Fig. 3: Stacking-induced intermolecular charge transfer of the DTBT-based planar D-A-D molecules.

a,b, 2D-GIWAXS pattern of the thin films of DTBT (a) and BBT (b), respectively. q_z and q_r, the out-of-plane and in-plane directions, respectively. c,d, BFDH theoretical crystal morphology of DTBT simulated by Mercury 3.8 based on the single-crystal structure from the Cambridge Crystallographic Data Centre (CCDC; code: 1308377).
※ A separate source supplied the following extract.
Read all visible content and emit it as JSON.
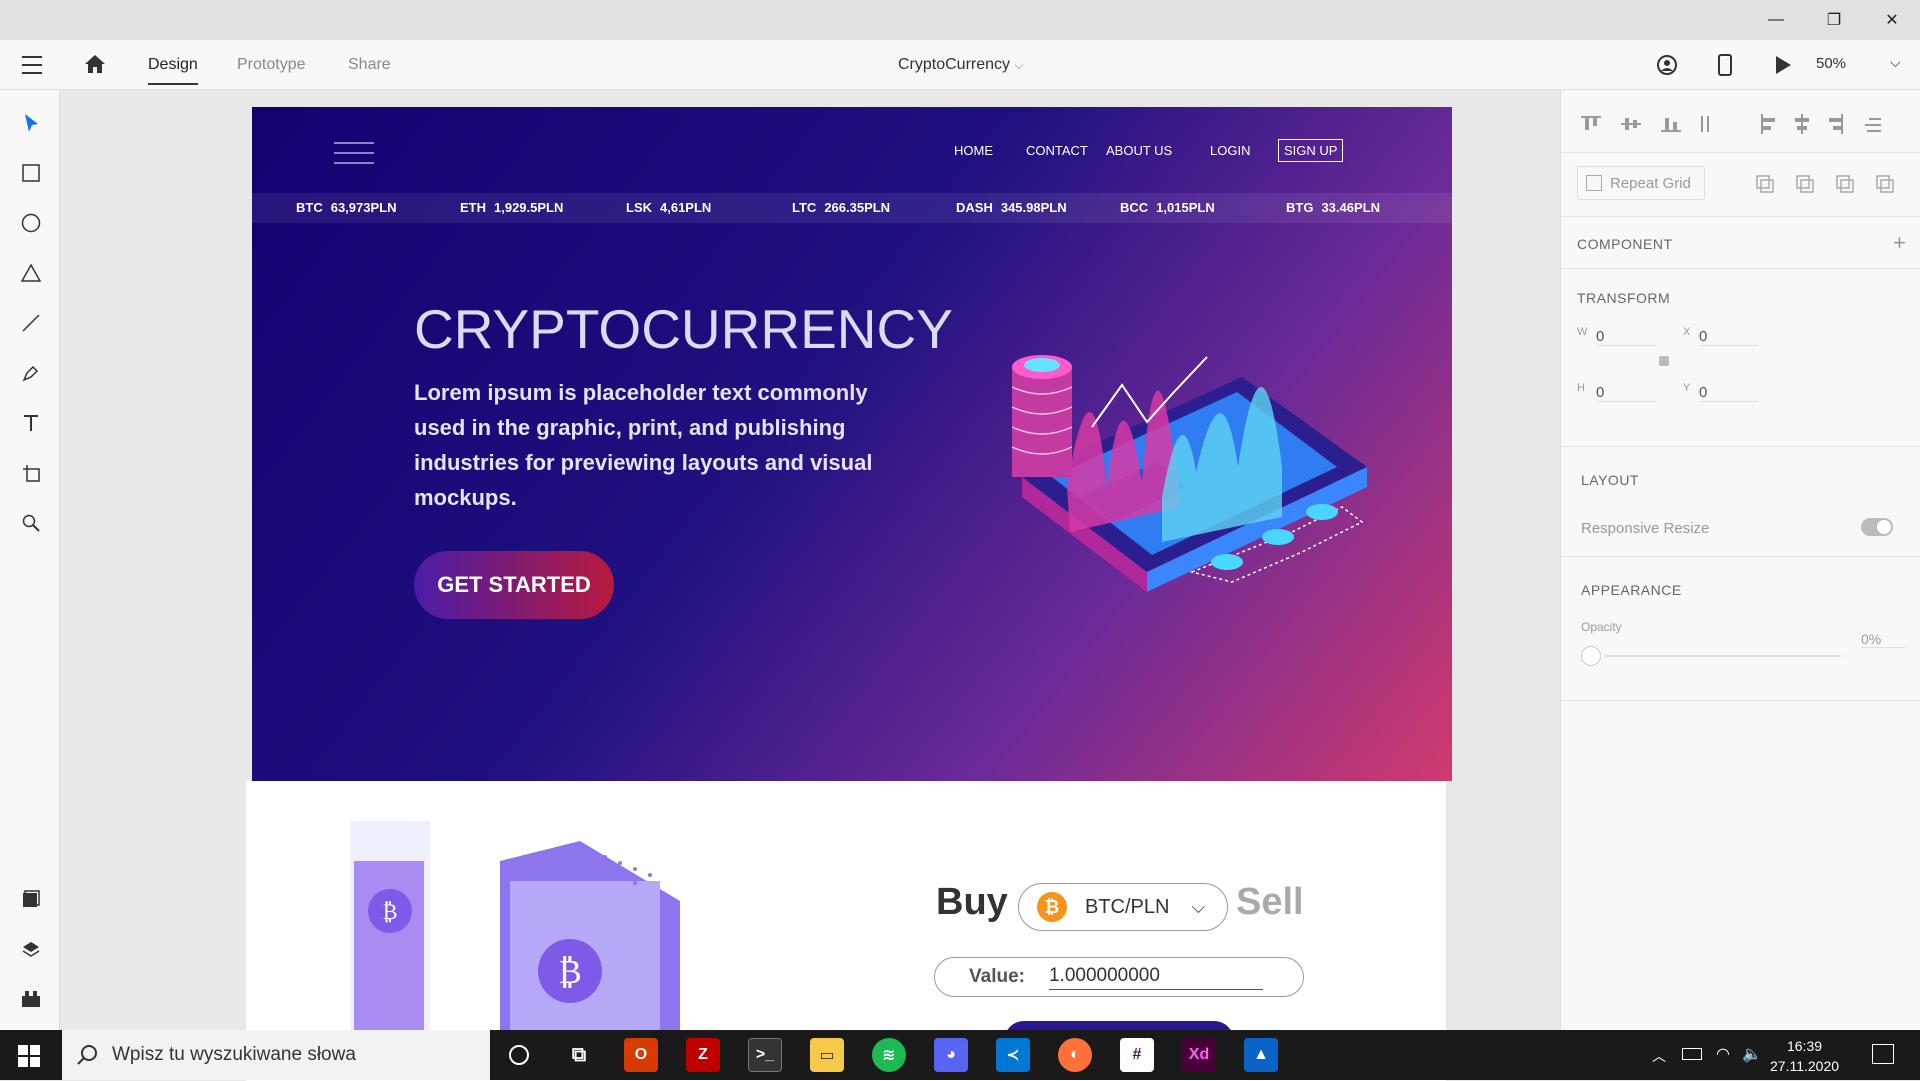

The arrangement of DTBT in the in-plane direction (c) and out-of-plane direction (d). e–g, ESP maps (e), vibration mode (894 cm⁻¹) (f) and Raman spectra (g) of single DTBT or DTBT-DTBT packed in the in-plane or out-of-plane direction calculated by Gaussian 09/B3LYP/6-31 G(d) based on their crystal geometries from the CCDC. Color bar indicates the ESP energy value between the highest (blue) and the lowest (red) values (e). Boxed area in the ESP maps, intermolecular charge-transfer. h,i, Absorption spectra (h) or fluorescence decay curves (i) of BBT in water/THF mixtures with water fraction from 0% to 95%. No fit, the fluorescence emission was completely quenched. j, Schematic diagram of three-dimensional charge-transfer interactions of DTBT, substantially increasing the extent to electron delocalization to conduce to the enhanced Raman scattering. Green cylinders, intermolecular D•••A change-transfer in the out-of-plane direction. Blue ellipses, intermolecular D•••A change-transfer in the in-plane direction.